During his testimony, White also called for the Federal Reserve Board or another regulator to conduct a monthly survey of mortgage servicing that would tell the public how many delinquencies and new foreclosures there are, how many foreclosure sales were completed, how many new modification and repayment agreements were made, and other details. That information, he said, could inform future policy initiatives and stabilize capital markets by allowing investors to better gauge the extent of losses and loss mitigation efforts.
The nationalization of Fannie Mae and Freddie Mac also offers a tremendous opportunity to change servicer psychology, White said.

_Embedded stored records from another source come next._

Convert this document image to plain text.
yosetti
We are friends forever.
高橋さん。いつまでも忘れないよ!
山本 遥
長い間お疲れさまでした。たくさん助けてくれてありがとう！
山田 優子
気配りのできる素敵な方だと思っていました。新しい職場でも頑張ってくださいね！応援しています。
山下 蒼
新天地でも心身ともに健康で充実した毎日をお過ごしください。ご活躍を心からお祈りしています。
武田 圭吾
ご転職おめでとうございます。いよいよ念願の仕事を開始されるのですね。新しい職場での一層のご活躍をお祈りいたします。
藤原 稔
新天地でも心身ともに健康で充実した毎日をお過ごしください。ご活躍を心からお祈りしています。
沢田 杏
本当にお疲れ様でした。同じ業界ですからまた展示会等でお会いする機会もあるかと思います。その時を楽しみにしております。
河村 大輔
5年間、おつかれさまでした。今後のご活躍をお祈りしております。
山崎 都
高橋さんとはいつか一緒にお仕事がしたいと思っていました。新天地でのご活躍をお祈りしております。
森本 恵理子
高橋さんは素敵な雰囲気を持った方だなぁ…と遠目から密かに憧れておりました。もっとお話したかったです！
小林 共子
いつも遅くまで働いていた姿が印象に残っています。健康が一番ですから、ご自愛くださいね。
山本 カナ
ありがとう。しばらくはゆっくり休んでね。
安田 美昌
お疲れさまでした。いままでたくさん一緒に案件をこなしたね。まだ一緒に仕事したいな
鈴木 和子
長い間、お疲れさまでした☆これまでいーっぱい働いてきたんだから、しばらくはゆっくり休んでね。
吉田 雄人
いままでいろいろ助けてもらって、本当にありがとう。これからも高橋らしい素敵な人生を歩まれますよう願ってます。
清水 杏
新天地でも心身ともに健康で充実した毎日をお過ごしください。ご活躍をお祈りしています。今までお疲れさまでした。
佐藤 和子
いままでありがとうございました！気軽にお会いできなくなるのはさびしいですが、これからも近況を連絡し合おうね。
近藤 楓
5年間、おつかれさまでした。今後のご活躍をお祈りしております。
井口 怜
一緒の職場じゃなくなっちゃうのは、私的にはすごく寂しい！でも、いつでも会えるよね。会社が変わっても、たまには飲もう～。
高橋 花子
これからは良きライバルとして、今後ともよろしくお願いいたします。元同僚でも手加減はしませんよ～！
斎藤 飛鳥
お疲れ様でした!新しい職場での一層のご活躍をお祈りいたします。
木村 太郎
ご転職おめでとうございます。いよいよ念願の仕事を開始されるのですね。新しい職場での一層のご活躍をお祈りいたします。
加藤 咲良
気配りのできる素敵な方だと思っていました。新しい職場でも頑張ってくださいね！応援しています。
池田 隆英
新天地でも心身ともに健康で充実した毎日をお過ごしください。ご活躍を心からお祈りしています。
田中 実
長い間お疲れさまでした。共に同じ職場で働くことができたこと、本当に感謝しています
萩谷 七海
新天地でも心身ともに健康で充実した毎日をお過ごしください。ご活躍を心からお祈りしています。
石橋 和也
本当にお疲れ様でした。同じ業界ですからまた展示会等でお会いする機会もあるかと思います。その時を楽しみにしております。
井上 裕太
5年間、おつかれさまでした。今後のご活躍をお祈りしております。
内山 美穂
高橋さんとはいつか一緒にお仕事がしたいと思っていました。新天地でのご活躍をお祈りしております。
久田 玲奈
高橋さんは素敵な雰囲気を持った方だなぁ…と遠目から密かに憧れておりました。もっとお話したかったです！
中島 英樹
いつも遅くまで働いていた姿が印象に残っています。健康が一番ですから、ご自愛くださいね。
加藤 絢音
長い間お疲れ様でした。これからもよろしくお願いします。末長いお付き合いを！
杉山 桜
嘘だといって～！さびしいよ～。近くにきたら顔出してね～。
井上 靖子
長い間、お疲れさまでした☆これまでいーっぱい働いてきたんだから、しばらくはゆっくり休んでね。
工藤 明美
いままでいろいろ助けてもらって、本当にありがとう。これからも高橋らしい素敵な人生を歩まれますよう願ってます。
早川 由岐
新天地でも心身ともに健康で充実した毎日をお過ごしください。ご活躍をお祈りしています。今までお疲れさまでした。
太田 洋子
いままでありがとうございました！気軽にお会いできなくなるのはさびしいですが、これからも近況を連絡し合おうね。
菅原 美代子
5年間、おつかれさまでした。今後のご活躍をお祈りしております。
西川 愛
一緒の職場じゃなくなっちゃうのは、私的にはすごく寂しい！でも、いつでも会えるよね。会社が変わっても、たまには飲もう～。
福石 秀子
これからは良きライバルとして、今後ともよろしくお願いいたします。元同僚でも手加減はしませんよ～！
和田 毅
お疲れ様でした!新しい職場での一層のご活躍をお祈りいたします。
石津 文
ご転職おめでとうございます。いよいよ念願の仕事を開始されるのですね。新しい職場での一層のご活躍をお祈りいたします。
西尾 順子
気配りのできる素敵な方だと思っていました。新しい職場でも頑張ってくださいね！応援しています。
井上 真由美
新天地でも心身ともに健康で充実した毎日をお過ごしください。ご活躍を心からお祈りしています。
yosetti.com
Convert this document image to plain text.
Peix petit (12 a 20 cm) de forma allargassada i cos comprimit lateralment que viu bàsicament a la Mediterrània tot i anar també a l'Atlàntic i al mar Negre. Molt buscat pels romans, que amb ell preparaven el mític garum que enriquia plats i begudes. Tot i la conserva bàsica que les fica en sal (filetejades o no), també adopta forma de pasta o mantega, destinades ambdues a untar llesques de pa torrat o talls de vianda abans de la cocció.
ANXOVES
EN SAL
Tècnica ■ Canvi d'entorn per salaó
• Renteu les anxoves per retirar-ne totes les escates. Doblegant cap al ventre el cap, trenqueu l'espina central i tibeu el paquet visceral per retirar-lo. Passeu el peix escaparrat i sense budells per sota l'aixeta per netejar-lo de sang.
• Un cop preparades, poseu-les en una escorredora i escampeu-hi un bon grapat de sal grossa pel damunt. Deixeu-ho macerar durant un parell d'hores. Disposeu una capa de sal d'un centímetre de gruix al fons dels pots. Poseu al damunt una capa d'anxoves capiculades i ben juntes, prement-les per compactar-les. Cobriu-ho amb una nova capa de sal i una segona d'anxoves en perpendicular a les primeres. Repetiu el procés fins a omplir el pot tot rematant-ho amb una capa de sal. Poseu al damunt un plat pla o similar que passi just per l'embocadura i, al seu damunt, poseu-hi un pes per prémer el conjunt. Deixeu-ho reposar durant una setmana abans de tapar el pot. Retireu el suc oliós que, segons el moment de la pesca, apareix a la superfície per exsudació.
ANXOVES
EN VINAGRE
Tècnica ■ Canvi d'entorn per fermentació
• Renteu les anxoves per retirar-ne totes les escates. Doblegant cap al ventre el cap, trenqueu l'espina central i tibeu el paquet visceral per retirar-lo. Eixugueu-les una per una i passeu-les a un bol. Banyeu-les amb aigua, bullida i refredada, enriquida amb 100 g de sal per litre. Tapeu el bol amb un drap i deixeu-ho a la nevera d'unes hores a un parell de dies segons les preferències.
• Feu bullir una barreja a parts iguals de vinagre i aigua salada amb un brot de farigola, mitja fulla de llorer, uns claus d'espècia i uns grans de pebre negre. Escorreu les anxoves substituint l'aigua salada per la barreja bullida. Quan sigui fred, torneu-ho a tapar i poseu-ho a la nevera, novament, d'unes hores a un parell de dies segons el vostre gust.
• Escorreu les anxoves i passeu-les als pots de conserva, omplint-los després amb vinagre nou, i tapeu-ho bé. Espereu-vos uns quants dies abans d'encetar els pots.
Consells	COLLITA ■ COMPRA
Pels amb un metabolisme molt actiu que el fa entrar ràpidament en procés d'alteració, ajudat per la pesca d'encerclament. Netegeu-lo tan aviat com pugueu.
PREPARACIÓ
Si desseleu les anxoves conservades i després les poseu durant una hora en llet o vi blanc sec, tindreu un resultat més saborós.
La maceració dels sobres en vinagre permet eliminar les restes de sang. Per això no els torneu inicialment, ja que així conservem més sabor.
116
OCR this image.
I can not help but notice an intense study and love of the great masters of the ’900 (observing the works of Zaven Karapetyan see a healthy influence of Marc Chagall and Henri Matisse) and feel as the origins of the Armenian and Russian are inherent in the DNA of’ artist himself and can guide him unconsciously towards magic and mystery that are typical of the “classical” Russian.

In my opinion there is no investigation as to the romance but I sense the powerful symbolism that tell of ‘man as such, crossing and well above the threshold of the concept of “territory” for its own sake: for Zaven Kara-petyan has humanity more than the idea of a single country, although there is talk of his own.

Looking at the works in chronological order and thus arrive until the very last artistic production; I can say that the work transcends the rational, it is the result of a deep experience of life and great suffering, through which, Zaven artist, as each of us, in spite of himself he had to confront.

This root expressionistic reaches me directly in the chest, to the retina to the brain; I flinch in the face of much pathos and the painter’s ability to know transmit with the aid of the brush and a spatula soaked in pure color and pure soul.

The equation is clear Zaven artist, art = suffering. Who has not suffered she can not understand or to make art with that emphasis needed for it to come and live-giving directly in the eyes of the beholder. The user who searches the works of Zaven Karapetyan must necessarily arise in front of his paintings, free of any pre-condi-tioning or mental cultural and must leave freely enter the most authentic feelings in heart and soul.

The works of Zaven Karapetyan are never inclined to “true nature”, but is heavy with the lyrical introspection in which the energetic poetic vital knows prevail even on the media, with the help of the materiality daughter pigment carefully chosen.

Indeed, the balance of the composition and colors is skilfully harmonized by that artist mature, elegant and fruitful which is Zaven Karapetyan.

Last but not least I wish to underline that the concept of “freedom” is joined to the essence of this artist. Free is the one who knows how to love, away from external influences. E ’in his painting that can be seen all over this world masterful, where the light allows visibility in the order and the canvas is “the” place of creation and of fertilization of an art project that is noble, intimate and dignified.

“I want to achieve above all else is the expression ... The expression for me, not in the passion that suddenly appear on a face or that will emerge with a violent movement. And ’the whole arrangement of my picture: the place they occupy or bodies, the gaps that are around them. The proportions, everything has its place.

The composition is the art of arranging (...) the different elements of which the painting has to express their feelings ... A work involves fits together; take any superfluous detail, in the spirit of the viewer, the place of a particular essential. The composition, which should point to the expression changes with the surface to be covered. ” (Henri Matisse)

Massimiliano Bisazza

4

White is serving a three-year term as a member of the Federal Reserve Board of Governors Consumer Advisory Committee and earlier this year his paper "The Case for Banning Subprime Mortgages" ranked as the most downloaded article on the Social Science Research Network's "Law and Society" list.
About Alan White
White joined Valparaiso's law faculty last year after serving as supervising attorney for Community Legal Services Inc., which provides legal services to low-income consumers in Philadelphia. From 2000 to 2003 he served as a fellow and consultant at the National Consumer Law Center, where he wrote manuals on truth in lending, student loans and consumer bankruptcy, and presented testimony to the Federal Reserve Board on predatory mortgage lending and research on mortgage foreclosures. In 2004, he was named National Association of Consumer Advocates' Consumer Attorney of the Year. White helped produce the DVD "Defending Foreclosures, Saving Homes," featuring speakers at a March conference he organized, who presented the latest developments in foreclosure and bankruptcy, loss mitigation and mortgage servicer practices.